According to the agreement, the estimated cost for the upgrade of the airport was in the region of US$477 853 350 (about N$7 billion) as at the April 2016 exchange rate.
This would have effectively translated to a payment of US$7.6 million (about N$105 million) had the Chinese company succeeded in appealing Geingob’s decision to cancel the tender.
“The payment will be made directly into an account designated by the firm. The payment of 1.5% will only be made when the firm is successful in the impeding litigation of the Hosea Kutako International Airport,” reads the agreement signed in Windhoek on 11 April 2016.
“Should the firm not be successful, the client will only pay the actual disbursement, travel expenses and administrative expenses and other fees actually incurred during the impending litigation.”
Shikongo Law Chambers, in its amended particulars of claim, said it is owed N$3.2 million after it was approached by Anhui in 2016 to be the company’s legal representative in the case against the Namibia Airports Company (NAC).
The appointment was made before a High Court ruling in September 2016 set aside government’s decision, directing the NAC to stop the tender for the upgrading of the international airport.
President Geingob and the ministers of finance and works appealed the High Court judgement in the Supreme Court, which later found that the airport tender was non-procedurally awarded.
In the current court case against the Chinese company, Shikongo Law Chambers said it had proposed to be appointed in collaboration with an associate firm, Tjombe-Elago Incorporated.
This was because Shikongo Law Chambers had previously represented the NAC. The local firm said the Chinese company had agreed to the request and gave the go-ahead to appoint Tjombe-Elago Incorporated as co-operative legal practitioners during the tender cancellation appeal stage.
“A written agreement was subsequently concluded between the defendants and Tjombe-Elago Inc stipulating the terms and conditions upon which the legal services would be rendered to the defendants,” Shikongo Law Chambers stated in the particulars of claim.
The law firm admitted it was not party to the written agreement, as it has already agreed to provide its services jointly with Tjombe-Elago Inc.
Shikongo Law Chambers claim it has complied with its obligations in terms of the agreement by providing legal services to the Chinese company in collaboration with Tjombe-Elago, including attending all consultative sessions and court appearances.
In accordance with the verbal agreement, Shikongo Law Chambers said Anhui paid for its legal fees, disbursements and travel costs up until September 2017 when the Chinese company reportedly refused to make payments to Shikongo Law Chambers.
“This invoice was for an amount of N$6 360 184.70. The defendants instead only paid a portion of the invoice due to Tjombe-Elago Inc, leaving the portion due to the plaintiff in the amount of N$3 180 092.35 outstanding.”

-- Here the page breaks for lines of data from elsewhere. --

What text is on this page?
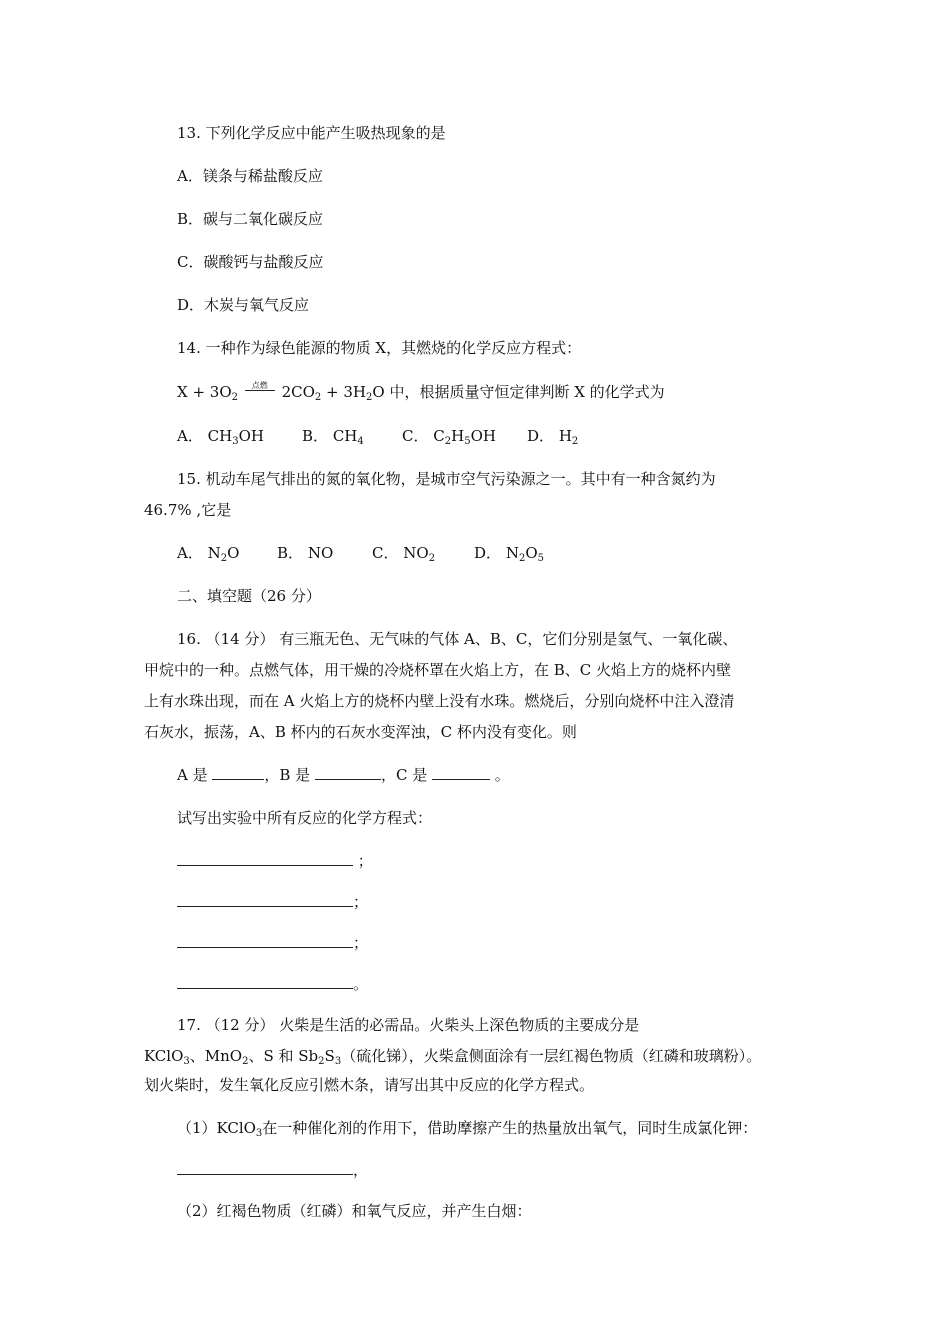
13. 下列化学反应中能产生吸热现象的是
A．镁条与稀盐酸反应
B．碳与二氧化碳反应
C．碳酸钙与盐酸反应
D．木炭与氧气反应
14. 一种作为绿色能源的物质 X，其燃烧的化学反应方程式：
$X + 3O_2$
点燃 $2CO_2 + 3H_2O$ 中，根据质量守恒定律判断 X 的化学式为
A． $CH_3OH$	B． $CH_4$	C． $C_2H_5OH$ D． $H_2$
15. 机动车尾气排出的氮的氧化物，是城市空气污染源之一。其中有一种含氮约为
46.7% ,它是
A． $N_2O$	B． NO	C． $NO_2$	D． $N_2O_5$
二、填空题（26 分）
16. （14 分） 有三瓶无色、无气味的气体 A、B、C，它们分别是氢气、一氧化碳、
甲烷中的一种。点燃气体，用干燥的冷烧杯罩在火焰上方，在 B、C 火焰上方的烧杯内壁
上有水珠出现，而在 A 火焰上方的烧杯内壁上没有水珠。燃烧后，分别向烧杯中注入澄清
石灰水，振荡，A、B 杯内的石灰水变浑浊，C 杯内没有变化。则
A 是	，B 是	，C 是	。
试写出实验中所有反应的化学方程式：
；
；
；
。
17. （12 分） 火柴是生活的必需品。火柴头上深色物质的主要成分是
KClO$_3$、MnO$_2$、S 和 $Sb_2S_3$（硫化锑），火柴盒侧面涂有一层红褐色物质（红磷和玻璃粉）。
划火柴时，发生氧化反应引燃木条，请写出其中反应的化学方程式。
（1）KClO$_3$在一种催化剂的作用下，借助摩擦产生的热量放出氧气，同时生成氯化钾：
，
（2）红褐色物质（红磷）和氧气反应，并产生白烟：
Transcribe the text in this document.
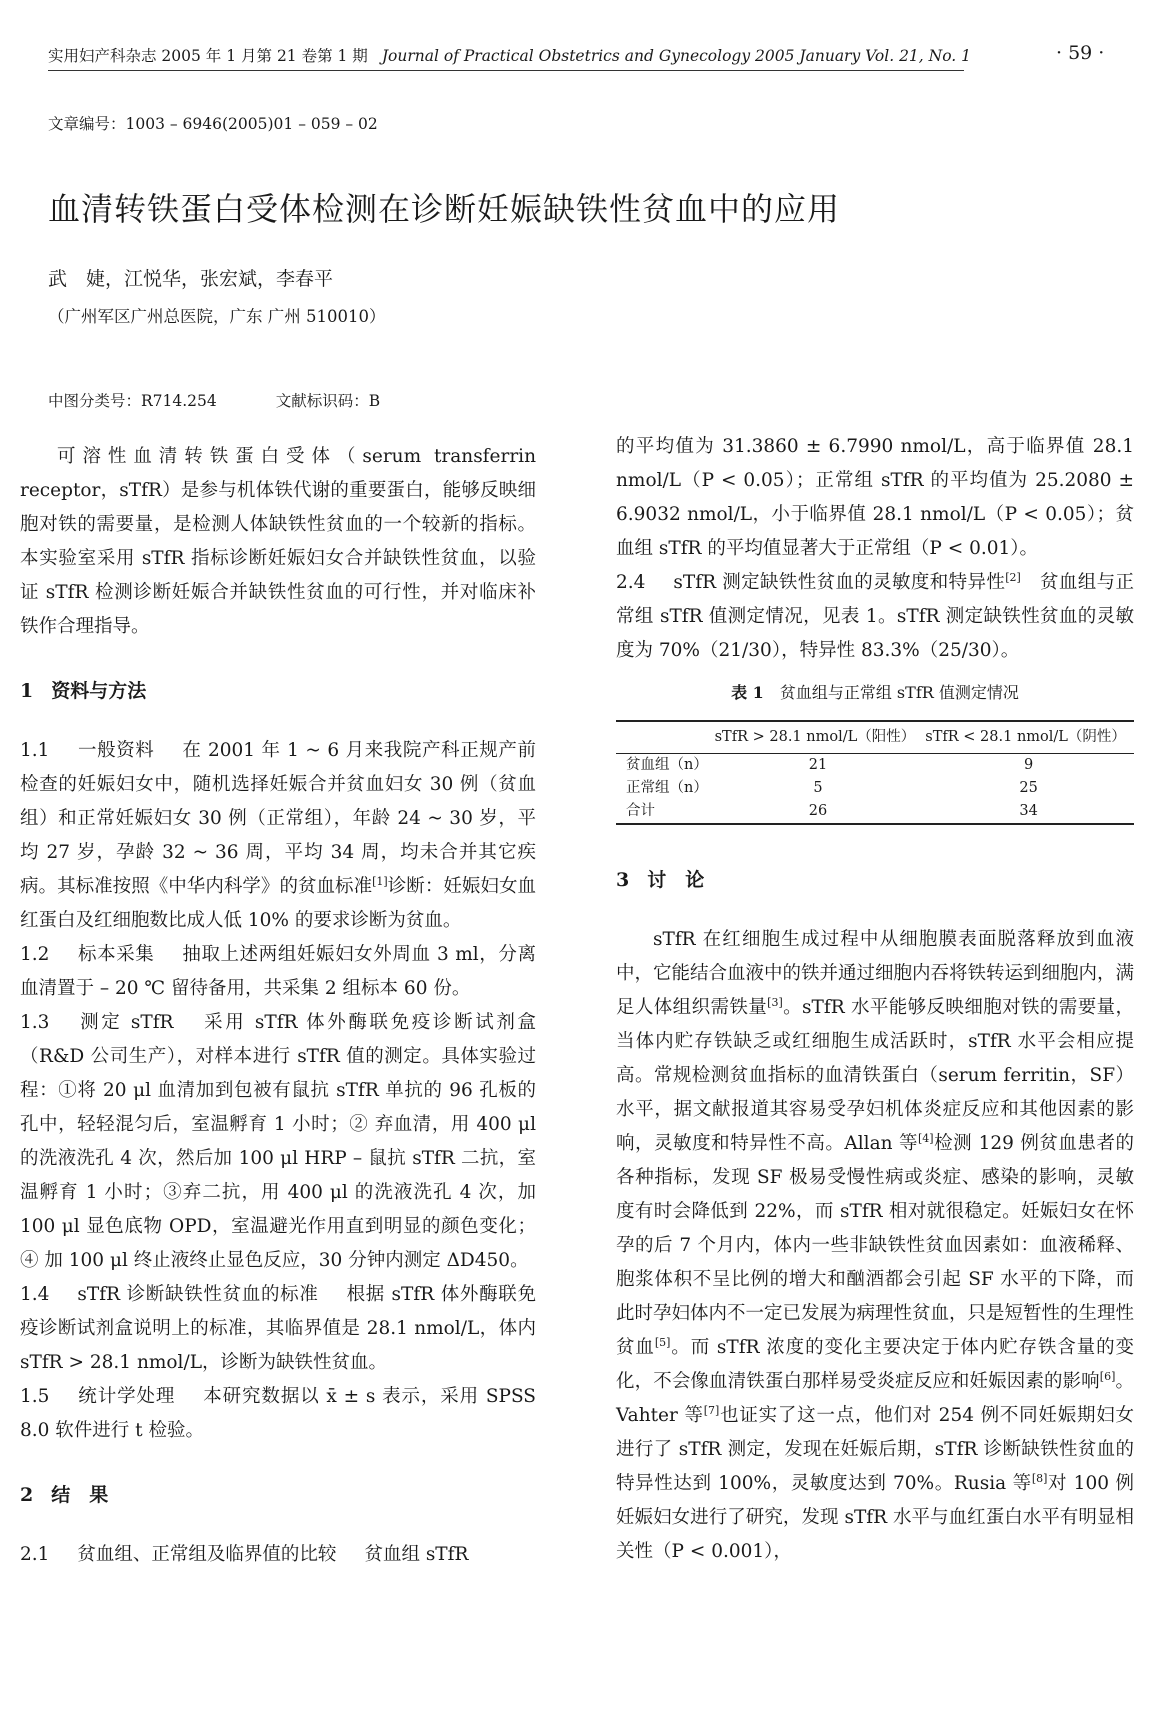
实用妇产科杂志 2005 年 1 月第 21 卷第 1 期 Journal of Practical Obstetrics and Gynecology 2005 January Vol. 21, No. 1	· 59 ·
文章编号：1003 – 6946(2005)01 – 059 – 02
血清转铁蛋白受体检测在诊断妊娠缺铁性贫血中的应用
武　婕，江悦华，张宏斌，李春平
（广州军区广州总医院，广东 广州 510010）
中图分类号：R714.254	文献标识码：B

可溶性血清转铁蛋白受体（serum transferrin receptor，sTfR）是参与机体铁代谢的重要蛋白，能够反映细胞对铁的需要量，是检测人体缺铁性贫血的一个较新的指标。本实验室采用 sTfR 指标诊断妊娠妇女合并缺铁性贫血，以验证 sTfR 检测诊断妊娠合并缺铁性贫血的可行性，并对临床补铁作合理指导。

1 资料与方法

1.1 一般资料 在 2001 年 1 ~ 6 月来我院产科正规产前检查的妊娠妇女中，随机选择妊娠合并贫血妇女 30 例（贫血组）和正常妊娠妇女 30 例（正常组），年龄 24 ~ 30 岁，平均 27 岁，孕龄 32 ~ 36 周，平均 34 周，均未合并其它疾病。其标准按照《中华内科学》的贫血标准[1]诊断：妊娠妇女血红蛋白及红细胞数比成人低 10% 的要求诊断为贫血。

1.2 标本采集 抽取上述两组妊娠妇女外周血 3 ml，分离血清置于 – 20 ℃ 留待备用，共采集 2 组标本 60 份。

1.3 测定 sTfR 采用 sTfR 体外酶联免疫诊断试剂盒（R&D 公司生产），对样本进行 sTfR 值的测定。具体实验过程：①将 20 μl 血清加到包被有鼠抗 sTfR 单抗的 96 孔板的孔中，轻轻混匀后，室温孵育 1 小时；② 弃血清，用 400 μl 的洗液洗孔 4 次，然后加 100 μl HRP – 鼠抗 sTfR 二抗，室温孵育 1 小时；③弃二抗，用 400 μl 的洗液洗孔 4 次，加 100 μl 显色底物 OPD，室温避光作用直到明显的颜色变化；④ 加 100 μl 终止液终止显色反应，30 分钟内测定 ΔD450。

1.4 sTfR 诊断缺铁性贫血的标准 根据 sTfR 体外酶联免疫诊断试剂盒说明上的标准，其临界值是 28.1 nmol/L，体内 sTfR > 28.1 nmol/L，诊断为缺铁性贫血。

1.5 统计学处理 本研究数据以 x̄ ± s 表示，采用 SPSS 8.0 软件进行 t 检验。

2 结　果

2.1 贫血组、正常组及临界值的比较 贫血组 sTfR

的平均值为 31.3860 ± 6.7990 nmol/L，高于临界值 28.1 nmol/L（P < 0.05）；正常组 sTfR 的平均值为 25.2080 ± 6.9032 nmol/L，小于临界值 28.1 nmol/L（P < 0.05）；贫血组 sTfR 的平均值显著大于正常组（P < 0.01）。

2.4 sTfR 测定缺铁性贫血的灵敏度和特异性[2]　 贫血组与正常组 sTfR 值测定情况，见表 1。sTfR 测定缺铁性贫血的灵敏度为 70%（21/30），特异性 83.3%（25/30）。

表 1　 贫血组与正常组 sTfR 值测定情况

	sTfR > 28.1 nmol/L（阳性）	sTfR < 28.1 nmol/L（阴性）
贫血组（n）	21	9
正常组（n）	5	25
合计	26	34

3 讨　论

sTfR 在红细胞生成过程中从细胞膜表面脱落释放到血液中，它能结合血液中的铁并通过细胞内吞将铁转运到细胞内，满足人体组织需铁量[3]。sTfR 水平能够反映细胞对铁的需要量，当体内贮存铁缺乏或红细胞生成活跃时，sTfR 水平会相应提高。常规检测贫血指标的血清铁蛋白（serum ferritin，SF）水平，据文献报道其容易受孕妇机体炎症反应和其他因素的影响，灵敏度和特异性不高。Allan 等[4]检测 129 例贫血患者的各种指标，发现 SF 极易受慢性病或炎症、感染的影响，灵敏度有时会降低到 22%，而 sTfR 相对就很稳定。妊娠妇女在怀孕的后 7 个月内，体内一些非缺铁性贫血因素如：血液稀释、胞浆体积不呈比例的增大和酗酒都会引起 SF 水平的下降，而此时孕妇体内不一定已发展为病理性贫血，只是短暂性的生理性贫血[5]。而 sTfR 浓度的变化主要决定于体内贮存铁含量的变化，不会像血清铁蛋白那样易受炎症反应和妊娠因素的影响[6]。Vahter 等[7]也证实了这一点，他们对 254 例不同妊娠期妇女进行了 sTfR 测定，发现在妊娠后期，sTfR 诊断缺铁性贫血的特异性达到 100%，灵敏度达到 70%。Rusia 等[8]对 100 例妊娠妇女进行了研究，发现 sTfR 水平与血红蛋白水平有明显相关性（P < 0.001），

On its part, Anhui is disputing that it entered into a verbal agreement with Shikongo Law Chambers for the rendering of services, saying the firm failed to comply with High Court rules in terms of stating when, where and by whom the agreement (s) was/were concluded.
The Chinese company also stated an agreement, which was based on contingency fees of 1.5%, is null, void and alternatively unlawful, as legal practitioners in Namibia are not permitted by law to claim fees or remuneration on a contingency fee basis.
The company also dismissed that the invoice submitted for court records “does not, on face value, reflect a joint invoice, for and on behalf of the plaintiff”.
The Chinese company, which is represented by M B De Klerk and Associates, maintained Shikongo Law Chambers was conflicted and compromised as it has represented the NAC before. The defendants further term the particulars of claim as vague and embarrassing, adding the matter should be dismissed with costs.
The hearing is scheduled to take place on 6 June. Judge Herman Oosthuizen is presiding over the matter.